Les plateformes évoluent. En 2025, OutSystems lancera un assistant IA qui vous alerte en temps réel si vous faites une erreur de confidentialité. Microsoft et Google ajoutent des filtres de conformité dans leurs outils. Les normes se créent. Le monde change.

Vous n’avez pas besoin d’être parfait. Vous avez juste besoin d’être conscient. De ne pas ignorer. De demander : « Et si quelqu’un volait ces données ? » « Et si je devais les supprimer demain ? » « Et si j’étais amende ? »

La démocratisation du développement ne signifie pas la fin de la responsabilité. Elle signifie que vous êtes maintenant un acteur. Et les acteurs, ils ont des règles. Apprenez-les. Appliquez-les. Vos utilisateurs vous remercieront. Et vous, vous dormirez mieux.

Le RGPD s’applique-t-il à mon application si je suis aux États-Unis ?

Oui, si votre application traite des données de personnes vivant dans l’Union européenne. La loi ne dépend pas de votre localisation, mais de celle de vos utilisateurs. Même un seul visiteur européen suffit pour que le RGPD s’applique.

Puis-je utiliser Airtable ou Google Sheets pour stocker des données personnelles ?

Techniquement, oui - mais seulement si vous configurez les permissions correctement. Beaucoup d’utilisateurs partagent leurs feuilles en lecture publique par erreur. Vérifiez toujours que les liens ne sont pas accessibles sans authentification. Utilisez des outils comme OneTrust pour détecter les partages publics.

Qu’est-ce qu’un consentement valide selon le RGPD ?

Un consentement valide est : libre (pas forcé), spécifique (pas un « j’accepte tout »), informé (vous expliquez ce que vous faites avec les données), et facilement révocable. Un simple bouton « J’accepte » sans explication ne suffit pas.

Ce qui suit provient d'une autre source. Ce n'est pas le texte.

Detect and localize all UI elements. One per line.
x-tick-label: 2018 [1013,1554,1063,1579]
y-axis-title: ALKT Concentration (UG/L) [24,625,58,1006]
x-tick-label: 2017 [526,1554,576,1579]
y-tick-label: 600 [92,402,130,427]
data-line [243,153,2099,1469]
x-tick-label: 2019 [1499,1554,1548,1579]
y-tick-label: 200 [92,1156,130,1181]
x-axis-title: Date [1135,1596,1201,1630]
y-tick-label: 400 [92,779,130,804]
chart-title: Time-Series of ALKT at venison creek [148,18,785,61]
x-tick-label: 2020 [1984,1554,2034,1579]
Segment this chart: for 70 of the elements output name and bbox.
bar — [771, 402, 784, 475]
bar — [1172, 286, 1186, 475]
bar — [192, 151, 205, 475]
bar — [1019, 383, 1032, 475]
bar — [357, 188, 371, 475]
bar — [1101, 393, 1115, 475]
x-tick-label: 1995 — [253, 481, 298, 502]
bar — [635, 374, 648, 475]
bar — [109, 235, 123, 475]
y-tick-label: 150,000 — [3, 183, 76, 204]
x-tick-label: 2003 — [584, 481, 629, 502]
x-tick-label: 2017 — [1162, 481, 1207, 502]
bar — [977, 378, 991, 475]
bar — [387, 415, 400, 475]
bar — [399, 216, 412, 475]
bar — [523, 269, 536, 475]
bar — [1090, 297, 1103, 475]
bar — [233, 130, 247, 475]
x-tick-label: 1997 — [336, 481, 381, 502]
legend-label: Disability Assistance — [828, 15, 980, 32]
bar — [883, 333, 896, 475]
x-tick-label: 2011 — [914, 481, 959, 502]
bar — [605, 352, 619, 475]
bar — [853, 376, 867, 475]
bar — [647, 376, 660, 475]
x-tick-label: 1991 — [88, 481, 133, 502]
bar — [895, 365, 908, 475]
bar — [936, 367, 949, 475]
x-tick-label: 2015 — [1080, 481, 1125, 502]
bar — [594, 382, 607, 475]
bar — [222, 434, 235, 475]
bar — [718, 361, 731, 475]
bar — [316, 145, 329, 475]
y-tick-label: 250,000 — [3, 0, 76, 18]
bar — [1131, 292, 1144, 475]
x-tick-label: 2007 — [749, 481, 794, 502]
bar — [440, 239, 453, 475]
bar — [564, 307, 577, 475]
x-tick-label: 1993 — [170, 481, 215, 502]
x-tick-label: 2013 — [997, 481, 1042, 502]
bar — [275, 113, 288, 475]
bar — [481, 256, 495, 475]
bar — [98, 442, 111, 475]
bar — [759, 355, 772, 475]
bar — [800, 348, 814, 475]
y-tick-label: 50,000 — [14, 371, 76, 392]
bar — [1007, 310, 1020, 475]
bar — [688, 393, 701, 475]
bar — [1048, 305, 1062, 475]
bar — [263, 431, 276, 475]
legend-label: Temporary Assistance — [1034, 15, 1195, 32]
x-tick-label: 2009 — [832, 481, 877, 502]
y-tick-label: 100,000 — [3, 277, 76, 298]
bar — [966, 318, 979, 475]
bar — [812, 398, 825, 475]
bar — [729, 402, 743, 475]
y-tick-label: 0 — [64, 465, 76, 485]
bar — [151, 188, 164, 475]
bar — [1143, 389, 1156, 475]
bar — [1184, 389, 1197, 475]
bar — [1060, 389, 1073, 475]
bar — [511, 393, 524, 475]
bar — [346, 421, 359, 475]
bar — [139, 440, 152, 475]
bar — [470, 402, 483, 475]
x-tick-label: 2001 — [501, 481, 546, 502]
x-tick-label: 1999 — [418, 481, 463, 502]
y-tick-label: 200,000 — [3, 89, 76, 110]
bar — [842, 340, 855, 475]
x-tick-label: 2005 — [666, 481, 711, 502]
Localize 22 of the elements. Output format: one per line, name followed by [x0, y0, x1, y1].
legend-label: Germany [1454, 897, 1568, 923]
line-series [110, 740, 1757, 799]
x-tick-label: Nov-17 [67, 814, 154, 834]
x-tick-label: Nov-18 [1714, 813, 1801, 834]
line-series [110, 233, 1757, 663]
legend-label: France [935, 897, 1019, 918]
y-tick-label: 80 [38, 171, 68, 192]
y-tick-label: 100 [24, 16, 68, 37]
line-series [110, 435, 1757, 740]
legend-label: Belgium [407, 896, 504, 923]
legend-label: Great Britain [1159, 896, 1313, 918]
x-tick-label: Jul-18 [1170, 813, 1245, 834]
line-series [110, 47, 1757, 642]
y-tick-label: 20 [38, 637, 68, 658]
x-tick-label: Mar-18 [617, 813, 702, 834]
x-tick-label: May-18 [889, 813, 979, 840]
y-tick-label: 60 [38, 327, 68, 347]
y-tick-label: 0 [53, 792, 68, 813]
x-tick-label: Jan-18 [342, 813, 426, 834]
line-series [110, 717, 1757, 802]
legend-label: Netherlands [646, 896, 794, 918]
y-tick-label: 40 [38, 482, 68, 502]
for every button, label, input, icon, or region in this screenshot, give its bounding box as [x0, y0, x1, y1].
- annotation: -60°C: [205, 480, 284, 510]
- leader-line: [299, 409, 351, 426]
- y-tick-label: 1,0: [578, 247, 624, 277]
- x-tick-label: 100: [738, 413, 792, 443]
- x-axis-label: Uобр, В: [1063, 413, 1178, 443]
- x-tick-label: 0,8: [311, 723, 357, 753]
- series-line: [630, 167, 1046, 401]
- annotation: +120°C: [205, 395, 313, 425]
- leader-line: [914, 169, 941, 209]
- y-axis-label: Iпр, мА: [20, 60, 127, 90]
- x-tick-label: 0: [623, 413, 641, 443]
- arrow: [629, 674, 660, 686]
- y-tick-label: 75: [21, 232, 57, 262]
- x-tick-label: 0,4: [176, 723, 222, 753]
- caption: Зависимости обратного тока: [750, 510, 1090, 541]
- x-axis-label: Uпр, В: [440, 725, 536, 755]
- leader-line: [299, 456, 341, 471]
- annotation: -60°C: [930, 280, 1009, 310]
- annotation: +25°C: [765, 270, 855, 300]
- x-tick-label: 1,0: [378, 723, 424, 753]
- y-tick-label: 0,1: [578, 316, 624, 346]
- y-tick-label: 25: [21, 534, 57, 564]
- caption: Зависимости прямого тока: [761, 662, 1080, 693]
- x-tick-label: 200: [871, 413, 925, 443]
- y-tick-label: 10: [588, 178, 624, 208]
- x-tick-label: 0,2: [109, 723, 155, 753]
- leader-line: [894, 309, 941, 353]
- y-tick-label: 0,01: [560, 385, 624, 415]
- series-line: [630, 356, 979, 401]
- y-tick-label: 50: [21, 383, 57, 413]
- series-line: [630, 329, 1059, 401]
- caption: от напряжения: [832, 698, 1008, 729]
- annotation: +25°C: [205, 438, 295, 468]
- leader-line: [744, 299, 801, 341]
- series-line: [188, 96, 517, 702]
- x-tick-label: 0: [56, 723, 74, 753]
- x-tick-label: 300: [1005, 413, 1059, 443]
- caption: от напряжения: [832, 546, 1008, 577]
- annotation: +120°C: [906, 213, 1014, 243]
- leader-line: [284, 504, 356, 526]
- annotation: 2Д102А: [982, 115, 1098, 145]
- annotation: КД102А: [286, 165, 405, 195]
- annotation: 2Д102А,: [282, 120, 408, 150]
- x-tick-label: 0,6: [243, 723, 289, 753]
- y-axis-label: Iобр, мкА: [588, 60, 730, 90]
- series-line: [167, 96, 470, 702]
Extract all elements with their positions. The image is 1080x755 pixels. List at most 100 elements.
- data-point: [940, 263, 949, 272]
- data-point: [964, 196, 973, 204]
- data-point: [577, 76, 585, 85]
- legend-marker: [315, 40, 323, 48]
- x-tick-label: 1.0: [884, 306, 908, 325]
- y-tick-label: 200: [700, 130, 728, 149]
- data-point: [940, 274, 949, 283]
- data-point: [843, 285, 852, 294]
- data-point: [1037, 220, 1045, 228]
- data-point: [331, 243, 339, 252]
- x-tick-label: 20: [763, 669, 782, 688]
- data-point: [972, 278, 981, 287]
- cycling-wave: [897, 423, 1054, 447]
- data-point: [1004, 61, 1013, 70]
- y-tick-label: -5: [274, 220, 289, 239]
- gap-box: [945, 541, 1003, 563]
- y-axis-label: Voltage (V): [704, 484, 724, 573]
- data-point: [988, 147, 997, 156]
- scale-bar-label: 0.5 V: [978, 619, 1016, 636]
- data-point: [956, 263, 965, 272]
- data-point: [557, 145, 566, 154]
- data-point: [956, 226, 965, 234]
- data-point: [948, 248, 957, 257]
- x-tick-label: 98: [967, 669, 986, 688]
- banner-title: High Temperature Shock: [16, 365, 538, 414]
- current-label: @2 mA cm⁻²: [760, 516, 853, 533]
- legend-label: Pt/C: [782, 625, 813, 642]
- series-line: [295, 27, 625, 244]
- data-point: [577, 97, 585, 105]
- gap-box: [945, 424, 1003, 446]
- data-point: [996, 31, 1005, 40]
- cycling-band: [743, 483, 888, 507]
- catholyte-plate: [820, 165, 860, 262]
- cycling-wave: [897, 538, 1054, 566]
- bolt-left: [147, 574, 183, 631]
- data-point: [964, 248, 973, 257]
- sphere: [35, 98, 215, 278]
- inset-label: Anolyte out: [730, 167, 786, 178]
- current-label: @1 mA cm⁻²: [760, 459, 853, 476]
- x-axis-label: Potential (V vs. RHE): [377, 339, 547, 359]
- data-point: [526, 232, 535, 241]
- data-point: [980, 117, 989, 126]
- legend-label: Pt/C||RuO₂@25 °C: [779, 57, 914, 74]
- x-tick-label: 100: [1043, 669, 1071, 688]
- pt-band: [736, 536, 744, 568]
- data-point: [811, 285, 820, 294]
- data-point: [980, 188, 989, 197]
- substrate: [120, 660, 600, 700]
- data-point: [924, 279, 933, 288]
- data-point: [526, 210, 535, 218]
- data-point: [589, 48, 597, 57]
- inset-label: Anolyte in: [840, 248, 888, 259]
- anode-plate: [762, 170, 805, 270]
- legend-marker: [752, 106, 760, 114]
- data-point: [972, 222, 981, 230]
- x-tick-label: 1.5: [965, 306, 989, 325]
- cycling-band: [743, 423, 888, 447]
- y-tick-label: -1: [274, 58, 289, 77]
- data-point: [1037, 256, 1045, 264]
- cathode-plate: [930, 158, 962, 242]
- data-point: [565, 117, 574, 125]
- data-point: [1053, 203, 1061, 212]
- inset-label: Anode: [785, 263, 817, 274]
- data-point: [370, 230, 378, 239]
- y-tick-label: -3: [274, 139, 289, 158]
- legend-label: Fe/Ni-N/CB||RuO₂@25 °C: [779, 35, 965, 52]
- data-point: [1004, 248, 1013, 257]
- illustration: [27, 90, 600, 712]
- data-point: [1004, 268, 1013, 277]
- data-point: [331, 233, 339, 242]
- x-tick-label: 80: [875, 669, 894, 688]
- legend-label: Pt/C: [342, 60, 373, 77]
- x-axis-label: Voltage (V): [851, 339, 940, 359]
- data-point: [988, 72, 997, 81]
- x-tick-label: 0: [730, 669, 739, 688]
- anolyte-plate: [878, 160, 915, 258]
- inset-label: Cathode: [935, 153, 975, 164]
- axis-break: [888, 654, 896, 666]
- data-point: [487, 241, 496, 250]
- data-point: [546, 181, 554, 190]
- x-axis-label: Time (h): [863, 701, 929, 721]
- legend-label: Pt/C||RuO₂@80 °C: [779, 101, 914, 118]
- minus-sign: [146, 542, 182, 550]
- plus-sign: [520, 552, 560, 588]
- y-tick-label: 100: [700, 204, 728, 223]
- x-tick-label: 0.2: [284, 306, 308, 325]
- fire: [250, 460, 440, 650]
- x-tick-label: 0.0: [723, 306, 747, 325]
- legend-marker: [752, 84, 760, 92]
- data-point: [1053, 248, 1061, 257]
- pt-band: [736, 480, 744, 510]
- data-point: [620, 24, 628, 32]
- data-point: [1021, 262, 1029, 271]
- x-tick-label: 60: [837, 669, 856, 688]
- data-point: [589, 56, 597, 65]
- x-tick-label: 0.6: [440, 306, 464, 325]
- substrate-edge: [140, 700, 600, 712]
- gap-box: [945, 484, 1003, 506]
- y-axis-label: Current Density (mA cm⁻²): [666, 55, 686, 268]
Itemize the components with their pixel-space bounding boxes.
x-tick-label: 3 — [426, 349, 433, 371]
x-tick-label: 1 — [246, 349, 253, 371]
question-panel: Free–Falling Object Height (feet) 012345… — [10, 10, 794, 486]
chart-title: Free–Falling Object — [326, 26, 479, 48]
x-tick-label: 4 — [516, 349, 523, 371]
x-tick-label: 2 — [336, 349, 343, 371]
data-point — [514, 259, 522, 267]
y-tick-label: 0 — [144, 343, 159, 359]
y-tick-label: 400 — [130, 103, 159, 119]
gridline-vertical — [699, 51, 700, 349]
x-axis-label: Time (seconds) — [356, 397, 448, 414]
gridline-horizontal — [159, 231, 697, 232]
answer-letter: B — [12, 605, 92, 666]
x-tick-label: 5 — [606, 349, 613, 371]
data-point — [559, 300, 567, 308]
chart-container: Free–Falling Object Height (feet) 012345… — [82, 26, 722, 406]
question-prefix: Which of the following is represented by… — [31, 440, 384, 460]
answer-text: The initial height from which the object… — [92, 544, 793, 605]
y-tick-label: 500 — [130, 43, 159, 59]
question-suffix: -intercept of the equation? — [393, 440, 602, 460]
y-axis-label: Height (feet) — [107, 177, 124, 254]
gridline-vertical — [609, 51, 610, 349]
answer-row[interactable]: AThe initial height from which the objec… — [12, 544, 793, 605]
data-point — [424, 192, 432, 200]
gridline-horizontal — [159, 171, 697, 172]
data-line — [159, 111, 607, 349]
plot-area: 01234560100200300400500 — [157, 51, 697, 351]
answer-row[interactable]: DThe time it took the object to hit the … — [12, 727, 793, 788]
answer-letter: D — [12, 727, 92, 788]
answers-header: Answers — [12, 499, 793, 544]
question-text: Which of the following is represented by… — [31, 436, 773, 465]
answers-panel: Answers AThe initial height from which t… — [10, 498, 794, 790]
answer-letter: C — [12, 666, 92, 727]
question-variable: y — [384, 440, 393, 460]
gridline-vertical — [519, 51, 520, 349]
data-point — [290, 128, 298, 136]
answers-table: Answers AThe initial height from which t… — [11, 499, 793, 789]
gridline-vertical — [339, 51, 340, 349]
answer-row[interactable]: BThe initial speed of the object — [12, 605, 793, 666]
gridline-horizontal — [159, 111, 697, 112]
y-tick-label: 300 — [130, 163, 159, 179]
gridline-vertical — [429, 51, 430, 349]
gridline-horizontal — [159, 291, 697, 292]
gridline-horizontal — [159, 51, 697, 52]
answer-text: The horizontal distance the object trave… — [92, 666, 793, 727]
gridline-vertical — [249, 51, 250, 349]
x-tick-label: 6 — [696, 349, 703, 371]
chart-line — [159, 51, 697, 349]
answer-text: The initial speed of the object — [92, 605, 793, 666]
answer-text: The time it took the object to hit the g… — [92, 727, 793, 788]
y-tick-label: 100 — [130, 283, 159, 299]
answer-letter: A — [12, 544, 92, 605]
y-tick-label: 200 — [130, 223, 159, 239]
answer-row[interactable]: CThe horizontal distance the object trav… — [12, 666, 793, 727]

Comment savoir si mon application est sécurisée ?

Faites un test simple : essayez de trouver vos données en ligne. Tapez le nom de votre application + « airtable » ou « google sheets » dans Google. Si vous trouvez une base publique, c’est une faille. Utilisez aussi des outils gratuits comme GitGuardian pour scanner vos dépôts GitHub, ou OWASP ZAP pour tester vos formulaires.

Est-ce que je dois payer pour être conforme ?

Non. Vous pouvez être conforme sans dépenser un centime. Utilisez des modèles gratuits, des listes de contrôle, et des outils open source comme OWASP ZAP. Ce qui vous coûtera cher, c’est de ne rien faire : amendes, perte de confiance, et réputation abîmée.